The next piece of information is how far the scrollbar has been dragged. This is a percentage of the height of the scrollbar.

percentScrolled = (100/scrollbar._height) * distanceScrolledSoFar;

The final piece of information depends on the previous two and tells us the distance the main movieclip has to move to match the position of the scrollbar. I called it offset.

offset = (overhangHeight / 100) * percentScrolled;

So now we have the number we need to move the main movieclip. mc._y = (0 – offset);

Very simple but useful to have it written down, lest I ever have to try and remind myself again.

Mouse events in Papervision

This week has been a chance to find out more about Papervision, Away3D and APE physics engine. The renewed excitement came after a colleague pointed me towards the Magic Carpet. Bringing together physics and 3D like this is very impressive and I’m all over figuring out how to leverage it and over the next few weeks I plan to keep this page up to date with what I find out.

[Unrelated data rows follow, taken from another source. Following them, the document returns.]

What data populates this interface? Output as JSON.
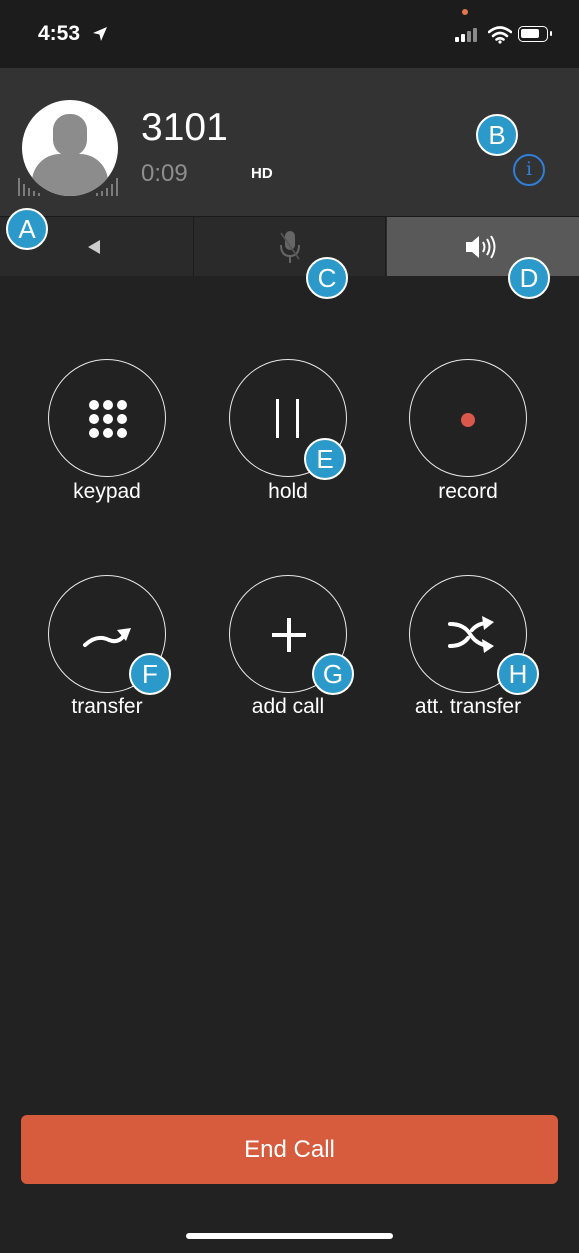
{
  "status_bar": {
    "time": "4:53"
  },
  "call": {
    "number": "3101",
    "duration": "0:09",
    "quality_badge": "HD",
    "info_icon": "i"
  },
  "tabs": [
    {
      "name": "back",
      "icon": "triangle-left-icon"
    },
    {
      "name": "mute",
      "icon": "microphone-icon",
      "active": false
    },
    {
      "name": "speaker",
      "icon": "speaker-icon",
      "active": true
    }
  ],
  "actions": [
    {
      "label": "keypad",
      "icon": "keypad-icon"
    },
    {
      "label": "hold",
      "icon": "pause-icon"
    },
    {
      "label": "record",
      "icon": "record-icon"
    },
    {
      "label": "transfer",
      "icon": "transfer-arrow-icon"
    },
    {
      "label": "add call",
      "icon": "plus-icon"
    },
    {
      "label": "att. transfer",
      "icon": "shuffle-icon"
    }
  ],
  "badges": {
    "a": "A",
    "b": "B",
    "c": "C",
    "d": "D",
    "e": "E",
    "f": "F",
    "g": "G",
    "h": "H"
  },
  "end_call": {
    "label": "End Call"
  },
  "colors": {
    "background": "#222222",
    "header": "#333333",
    "end_call": "#d75c3e",
    "badge": "#2b99c9",
    "info": "#2f7fd8",
    "record_dot": "#d9574b",
    "speaker_active": "#595959"
  }
}
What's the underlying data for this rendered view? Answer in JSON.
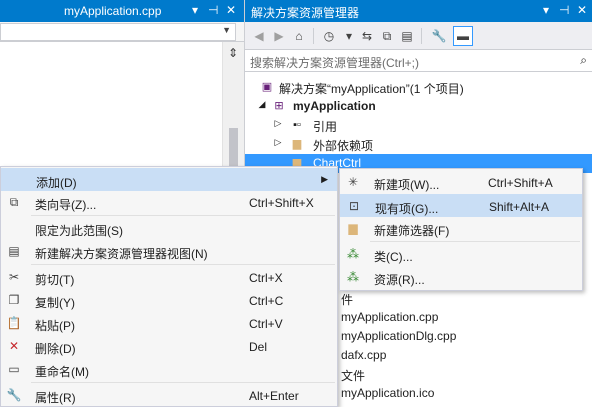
{
  "editor": {
    "tab_title": "myApplication.cpp",
    "tab_dropdown_icon": "▾",
    "tab_close_icon": "✕"
  },
  "solution_explorer": {
    "title": "解决方案资源管理器",
    "search_placeholder": "搜索解决方案资源管理器(Ctrl+;)",
    "tree": {
      "solution": "解决方案“myApplication”(1 个项目)",
      "project": "myApplication",
      "references": "引用",
      "external_deps": "外部依赖项",
      "chartctrl": "ChartCtrl",
      "partial_items": [
        "件",
        "myApplication.cpp",
        "myApplicationDlg.cpp",
        "dafx.cpp",
        "文件",
        "myApplication.ico"
      ]
    }
  },
  "context_menu": {
    "items": [
      {
        "label": "添加(D)",
        "shortcut": "",
        "icon": ""
      },
      {
        "label": "类向导(Z)...",
        "shortcut": "Ctrl+Shift+X",
        "icon": "class-wizard-icon"
      },
      {
        "label": "限定为此范围(S)",
        "shortcut": "",
        "icon": ""
      },
      {
        "label": "新建解决方案资源管理器视图(N)",
        "shortcut": "",
        "icon": "new-view-icon"
      },
      {
        "label": "剪切(T)",
        "shortcut": "Ctrl+X",
        "icon": "cut-icon"
      },
      {
        "label": "复制(Y)",
        "shortcut": "Ctrl+C",
        "icon": "copy-icon"
      },
      {
        "label": "粘贴(P)",
        "shortcut": "Ctrl+V",
        "icon": "paste-icon"
      },
      {
        "label": "删除(D)",
        "shortcut": "Del",
        "icon": "delete-icon"
      },
      {
        "label": "重命名(M)",
        "shortcut": "",
        "icon": "rename-icon"
      },
      {
        "label": "属性(R)",
        "shortcut": "Alt+Enter",
        "icon": "properties-icon"
      }
    ]
  },
  "submenu": {
    "items": [
      {
        "label": "新建项(W)...",
        "shortcut": "Ctrl+Shift+A",
        "icon": "new-item-icon"
      },
      {
        "label": "现有项(G)...",
        "shortcut": "Shift+Alt+A",
        "icon": "existing-item-icon"
      },
      {
        "label": "新建筛选器(F)",
        "shortcut": "",
        "icon": "new-filter-icon"
      },
      {
        "label": "类(C)...",
        "shortcut": "",
        "icon": "class-icon"
      },
      {
        "label": "资源(R)...",
        "shortcut": "",
        "icon": "resource-icon"
      }
    ]
  },
  "colors": {
    "accent": "#007acc",
    "selection": "#3399ff",
    "menu_highlight": "#c9def5"
  }
}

After downloading the class packages and playing around, one question that came to mind was how to catch mouse events so I could interact with the 3D?

The answer I learn, is an event called MouseEvent3D, built into Away, which means the 2 dimensional x,y co-ordinates can be converted into the x,y,z co-ordinates of the 3D world. There is also a set of functions which allow mouse events to be attached to objects in the 3D world. With this in mind, extremely rich and immersive flash experiences are on the cards.

Where does Flash go now?

The design / development gap is widening and it’s industry wide. Traditional modes of working in Flash are fast disappearing in favour of a much more technical approach. There are massive benefits to this, not least the ability to build ever more exciting projects. Everything from data manipulation, user interaction, complex visuals and code management benefit from this way of working. However, let’s not forget the original appeal of Flash. When I first played around with Flash, my concept of it was Photoshop with interactions. It was a design tool. The freedom to start designing, and then code and design as I went was fun. What a great combination. It bridged a divide between the realms of creativity and technology, and anyone who wants to learn how to make really exciting user experiences without getting bogged down in theory can learn a lot from it. These days, however, there is less and less room for this type of working. Flash projects these days tend to require a great deal of traditional programming methodology to avoid becoming cumbersome and unprofitable. This makes a lot of sense, but something still niggles.

Why aren’t AS3, Flex and the other advances in Flash not intuitive to designers? Flash used to make this complex stuff easier for visual people, so why are increasingly technical minds required to understand it? What we need is some bright ideas for new ways of working. We want all the advances the technology offers, but we need to be fast enough to think of great concepts for working that maintains that spirit of creativity which Flash offers.


Continuing on from my last post, it seems Adobe are already on the case after my colleague pointed me towards Thermo. Previously I pointed out that Adobe’s latest offerings were leaving designers out in the dark. Perhaps this new project will buck the trend.